Koento khusuk melihat-lihat buku sedangkan Sita menatap sebuah kertas dan pena yang tergeletak di salah satu sudut rak buku.
"Mas, boleh minta kertas dan pinjam penanya?"
"Silakan dipakai aja, Mbak."
Sita menggoreskan tinta pada kertas bergaris, gores dan coret berulang kali hingga akhirnya ia menemukan diksi-diksi yang seksi untuk lelaki yang telah mengisi hatinya dengan cinta tanpa permisi.
"Bacalah."
Koento membaca sajak itu dan menatap Sita dengan seulas senyum.
Mungkin, kamu tak akan pernah menemukan,
Perempuan yang mencintaimu setulus aku,
Tiada hasrat ingin memilikimu,
Hanya ingin berbahagia tanpa ada luka.
Koento melipat kertas bertuliskan sajak itu dan membentuk origami burung bangau, lalu memberikannya ke Sita.

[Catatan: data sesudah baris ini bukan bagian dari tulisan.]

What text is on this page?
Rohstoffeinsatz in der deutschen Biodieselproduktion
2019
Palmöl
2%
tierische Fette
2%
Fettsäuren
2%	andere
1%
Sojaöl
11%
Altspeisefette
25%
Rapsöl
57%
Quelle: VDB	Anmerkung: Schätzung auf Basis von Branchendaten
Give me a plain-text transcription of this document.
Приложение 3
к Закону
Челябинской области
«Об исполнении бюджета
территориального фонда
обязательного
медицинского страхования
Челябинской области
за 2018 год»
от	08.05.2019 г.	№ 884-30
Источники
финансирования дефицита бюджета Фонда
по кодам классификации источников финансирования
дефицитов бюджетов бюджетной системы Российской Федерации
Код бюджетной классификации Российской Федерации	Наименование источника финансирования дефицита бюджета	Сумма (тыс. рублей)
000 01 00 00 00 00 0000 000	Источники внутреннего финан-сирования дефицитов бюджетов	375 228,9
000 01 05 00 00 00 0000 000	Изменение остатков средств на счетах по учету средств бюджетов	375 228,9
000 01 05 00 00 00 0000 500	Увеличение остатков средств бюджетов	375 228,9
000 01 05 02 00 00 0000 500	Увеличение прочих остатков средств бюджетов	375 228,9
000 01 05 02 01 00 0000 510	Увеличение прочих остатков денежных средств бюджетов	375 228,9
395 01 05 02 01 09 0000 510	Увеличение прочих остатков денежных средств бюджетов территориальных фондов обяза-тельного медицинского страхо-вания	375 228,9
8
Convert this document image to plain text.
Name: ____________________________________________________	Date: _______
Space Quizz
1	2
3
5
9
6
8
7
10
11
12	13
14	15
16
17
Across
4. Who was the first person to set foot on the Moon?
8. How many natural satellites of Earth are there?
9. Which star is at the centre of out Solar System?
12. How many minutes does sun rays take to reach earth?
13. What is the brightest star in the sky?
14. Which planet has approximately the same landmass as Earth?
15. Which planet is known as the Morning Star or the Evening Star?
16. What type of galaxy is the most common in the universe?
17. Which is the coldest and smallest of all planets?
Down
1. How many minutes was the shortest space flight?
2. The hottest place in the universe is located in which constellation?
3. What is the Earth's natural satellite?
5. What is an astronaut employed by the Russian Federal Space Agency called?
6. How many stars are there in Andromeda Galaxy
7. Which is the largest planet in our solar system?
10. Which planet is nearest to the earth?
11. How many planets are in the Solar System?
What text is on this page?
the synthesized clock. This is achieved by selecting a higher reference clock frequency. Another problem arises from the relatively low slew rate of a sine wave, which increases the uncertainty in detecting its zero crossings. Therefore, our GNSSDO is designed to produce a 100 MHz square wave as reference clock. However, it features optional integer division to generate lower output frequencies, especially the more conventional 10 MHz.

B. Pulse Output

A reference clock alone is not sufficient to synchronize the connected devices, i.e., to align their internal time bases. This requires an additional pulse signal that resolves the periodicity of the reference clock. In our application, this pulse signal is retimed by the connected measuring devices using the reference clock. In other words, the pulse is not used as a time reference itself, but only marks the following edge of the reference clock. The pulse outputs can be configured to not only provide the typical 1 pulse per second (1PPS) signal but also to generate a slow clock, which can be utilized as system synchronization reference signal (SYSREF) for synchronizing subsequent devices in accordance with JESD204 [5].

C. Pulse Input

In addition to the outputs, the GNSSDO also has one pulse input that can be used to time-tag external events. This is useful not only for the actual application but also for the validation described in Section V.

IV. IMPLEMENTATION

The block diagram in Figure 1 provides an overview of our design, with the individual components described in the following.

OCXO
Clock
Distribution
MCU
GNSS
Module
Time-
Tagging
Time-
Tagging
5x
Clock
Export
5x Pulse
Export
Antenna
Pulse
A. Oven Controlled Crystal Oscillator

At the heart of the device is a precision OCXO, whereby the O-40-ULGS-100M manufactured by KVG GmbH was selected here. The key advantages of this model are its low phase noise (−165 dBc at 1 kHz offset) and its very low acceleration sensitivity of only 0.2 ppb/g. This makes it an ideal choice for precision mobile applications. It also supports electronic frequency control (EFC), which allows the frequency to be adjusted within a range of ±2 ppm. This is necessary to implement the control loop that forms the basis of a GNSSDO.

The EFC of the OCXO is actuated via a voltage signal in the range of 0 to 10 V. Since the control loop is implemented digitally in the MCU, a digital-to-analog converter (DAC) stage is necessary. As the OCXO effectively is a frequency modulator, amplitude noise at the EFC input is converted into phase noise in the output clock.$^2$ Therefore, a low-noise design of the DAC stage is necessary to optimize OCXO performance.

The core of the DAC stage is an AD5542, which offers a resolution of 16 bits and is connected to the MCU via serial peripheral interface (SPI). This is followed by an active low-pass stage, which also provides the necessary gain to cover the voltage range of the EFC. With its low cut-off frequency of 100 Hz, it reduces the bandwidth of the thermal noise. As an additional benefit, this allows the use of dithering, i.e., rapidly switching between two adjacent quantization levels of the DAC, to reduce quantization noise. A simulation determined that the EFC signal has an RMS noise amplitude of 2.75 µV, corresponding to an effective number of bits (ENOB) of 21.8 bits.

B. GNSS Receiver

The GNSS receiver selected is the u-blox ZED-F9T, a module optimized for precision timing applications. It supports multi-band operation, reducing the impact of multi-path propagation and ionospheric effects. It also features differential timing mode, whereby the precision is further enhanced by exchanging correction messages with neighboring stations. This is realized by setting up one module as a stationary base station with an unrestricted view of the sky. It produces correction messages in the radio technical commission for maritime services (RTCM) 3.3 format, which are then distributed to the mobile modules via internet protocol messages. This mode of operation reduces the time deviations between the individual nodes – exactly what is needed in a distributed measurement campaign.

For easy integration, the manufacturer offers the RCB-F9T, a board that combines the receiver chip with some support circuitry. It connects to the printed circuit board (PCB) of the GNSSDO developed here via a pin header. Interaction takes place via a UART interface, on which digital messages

"Kenapa dibentuk seperti itu?"
"Simpanlah."
Malam itu menjadi tak terlupakan dan untuk pertama kalinya Sita menerima origami burung bangau. Puluhan bait sajak pun tercipta dari tangan mungil Sita dan lagi-lagi Koento menjadikannya origami burung bangau. Sita menyimpan origami burung bangau itu ke dalam toples bening.
"Empat puluh sembilan," gumamnya saat menghitung jumlah origami burung bangau itu.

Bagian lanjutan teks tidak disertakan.